With the collapse of the Soviet Union in the early 1990s and the absence of a perceived threat to the United States came drastic cuts in the defense budget, and the high cost of maintaining and operating battleships as part of the United States Navy's active fleet became uneconomical; as a result, Missouri was decommissioned on 31 March 1992 at Long Beach, California. Her last commanding officer, Captain Albert L. Kaiss, wrote in the ship's final Plan of the Day:
Our final day has arrived. Today the final chapter in battleship Missouri’s history will be written. It's often said that the crew makes the command. There is no truer statement ... for it's the crew of this great ship that made this a great command. You are a special breed of sailors and Marines and I am proud to have served with each and every one of you. To you who have made the painful journey of putting this great lady to sleep, I thank you. For you have had the toughest job. To put away a ship that has become as much a part of you as you are to her is a sad ending to a great tour. But take solace in this—you have lived up to the history of the ship and those who sailed her before us. We took her to war, performed magnificently and added another chapter in her history, standing side by side our forerunners in true naval tradition. God bless you all.
—Captain Albert L. Kaiss
Missouri returned to be part of the reserve fleet at Puget Sound Naval Shipyard, Bremerton, Washington, until 12 January 1995, when she was struck from the Naval Vessel Register. She remained in Bremerton, but was not open to tourists as she had been from 1957 to 1984. In spite of attempts by citizens' groups to keep her in Bremerton and be re-opened as a tourist site, the U.S. Navy wanted to pair a symbol of the end of World War II with one representing its beginning. On 4 May 1998, Secretary of the Navy John H. Dalton signed the donation contract that transferred her to the nonprofit USS Missouri Memorial Association (MMA) of Honolulu, Hawaii. She was towed from Bremerton on 23 May to Astoria, Oregon, where she sat in fresh water at the mouth of the Columbia River to kill and drop the saltwater barnacles and sea grasses that had grown on her hull in Bremerton, then towed across the eastern Pacific, and docked at Ford Island, Pearl Harbour on 22 June, just 500 yd (460 m) from the Arizona Memorial. Less than a year later, on 29 January 1999, Missouri was opened as a museum operated by the MMA.
Thank you Becky for this lovely card.


Friday, May 02, 2014

The National Memorial Cemetery of the Pacific


The National Memorial Cemetery of the Pacific (informally known as Punchbowl Cemetery) is a national cemetery located at Punchbowl Crater in Honolulu, Hawaii. It serves as a memorial to honor those men and women who served in the United States Armed Forces, and those who have given their lives in doing so. It is administered by the National Cemetery Administration of the United States Department of Veterans Affairs and is listed on the National Register of Historic Places. Millions of visitors visit the cemetery each year, and it is one of the most popular tourist attractions in Hawaii.

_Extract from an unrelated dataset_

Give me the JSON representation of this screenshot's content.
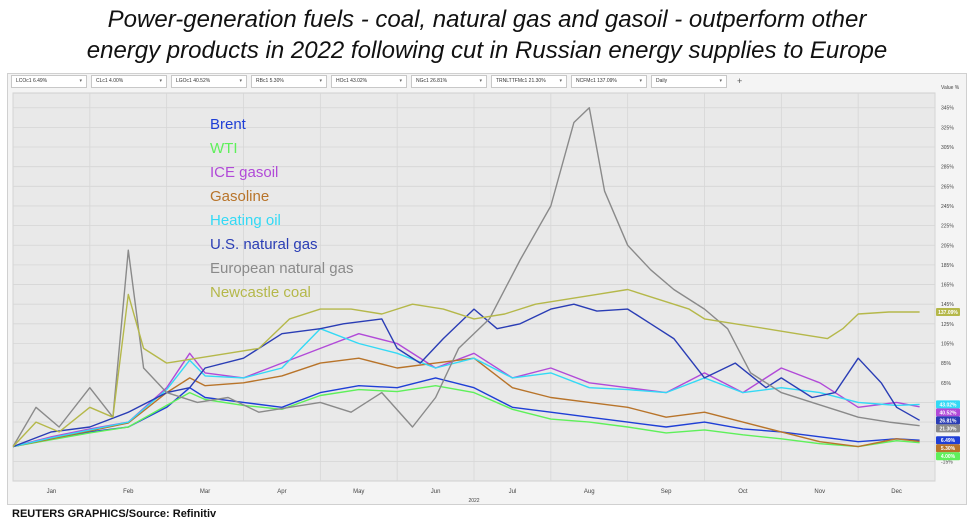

This lovely card was sent by Becky.

Thursday, May 01, 2014

USS Arizona Memorial

My friend Becky from Hawaii sent me these nice cards of the Arizona Memorial.
The USS Arizona Memorial, located at Pearl Harbour in Honolulu, Hawaii, marks the resting place of 1,102 of the 1,177 sailors and Marines killed on the USS Arizona during the attack on Pearl Harbour on 7 December 1941 by Japanese imperial forces and commemorates the events of that day. The attack on Pearl Harbor and the island of Oʻahu was the action that led to the United States' direct involvement in World War II.
The memorial, built in 1962, is visited by more than one million people annually.[1] Accessible only by boat, it straddles the sunken hull of the battleship without touching it. Historical information about the attack, shuttle boats to and from the memorial, and general visitor services are available at the associated USS Arizona Memorial Visitor Center, which opened in 1980 and is operated by the National Park Service. The sunken remains of the battleship were declared a National Historic Landmark on 5 May 1989.